Rantolando, cercò di rimettersi in piedi, poggiando un ginocchio a terra, ma la stanchezza lo fece cadere di lato. Fu afferrato in tempo da due braccia snelle, che lo aiutarono a rialzarsi e lo accompagnarono fino al limitare della baia, dove Castalia e Asher erano stati distesi. Entrambi palesemente feriti.
"Non si affatichi!" –Disse il Professor Rigel, che aveva soccorso, appena aveva potuto, anche gli altri due Cavalieri. Aveva il volto sporco di sangue e schegge di vetro ancora infilate nella pelle, ma la sua risoluzione non era venuta meno.
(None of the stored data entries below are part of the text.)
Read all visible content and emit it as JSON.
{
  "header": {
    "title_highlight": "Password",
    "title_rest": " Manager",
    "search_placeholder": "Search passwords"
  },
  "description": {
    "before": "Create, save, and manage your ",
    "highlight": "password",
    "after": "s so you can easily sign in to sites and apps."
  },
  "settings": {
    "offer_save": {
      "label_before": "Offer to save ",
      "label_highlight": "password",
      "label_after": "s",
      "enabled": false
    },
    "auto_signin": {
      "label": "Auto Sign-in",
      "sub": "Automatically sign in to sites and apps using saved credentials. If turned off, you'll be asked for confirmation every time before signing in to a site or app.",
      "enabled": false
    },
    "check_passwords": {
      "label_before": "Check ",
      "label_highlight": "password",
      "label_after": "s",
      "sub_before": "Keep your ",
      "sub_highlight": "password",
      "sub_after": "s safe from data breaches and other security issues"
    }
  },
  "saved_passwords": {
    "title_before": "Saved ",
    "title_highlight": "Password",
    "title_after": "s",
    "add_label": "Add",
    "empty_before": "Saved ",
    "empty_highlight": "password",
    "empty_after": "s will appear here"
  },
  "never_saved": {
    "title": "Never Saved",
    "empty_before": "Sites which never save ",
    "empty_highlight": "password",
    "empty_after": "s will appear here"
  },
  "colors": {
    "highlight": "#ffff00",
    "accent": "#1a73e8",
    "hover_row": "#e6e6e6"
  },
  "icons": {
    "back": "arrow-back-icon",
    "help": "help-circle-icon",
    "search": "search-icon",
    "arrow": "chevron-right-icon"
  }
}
"Dobbiamo… tornare in Grecia…" –Mormorò Nikolaos. –"Per curarci. Per medicare le loro ferite." –E anche lo scienziato dovette dargli ragione, sebbene non sapesse in quel momento come avrebbe potuto aiutarli. La nave di ricerca era ancora in mare aperto e non sarebbe rientrata fino a sera e, dopo la distruzione della base, non aveva neanche modo di mettersi in contatto con i suoi occupanti.
Fu uno improvviso sbatter d’ali a distrarre entrambi da foschi pensieri.
"Se permettete, vi verrò in aiuto!" –Esclamò una placida voce, mentre Nikolaos muoveva lo sguardo verso il cielo, contro cui si stagliava una delicata figura ammantata di luce. –"Posso trasportarvi io in Grecia!"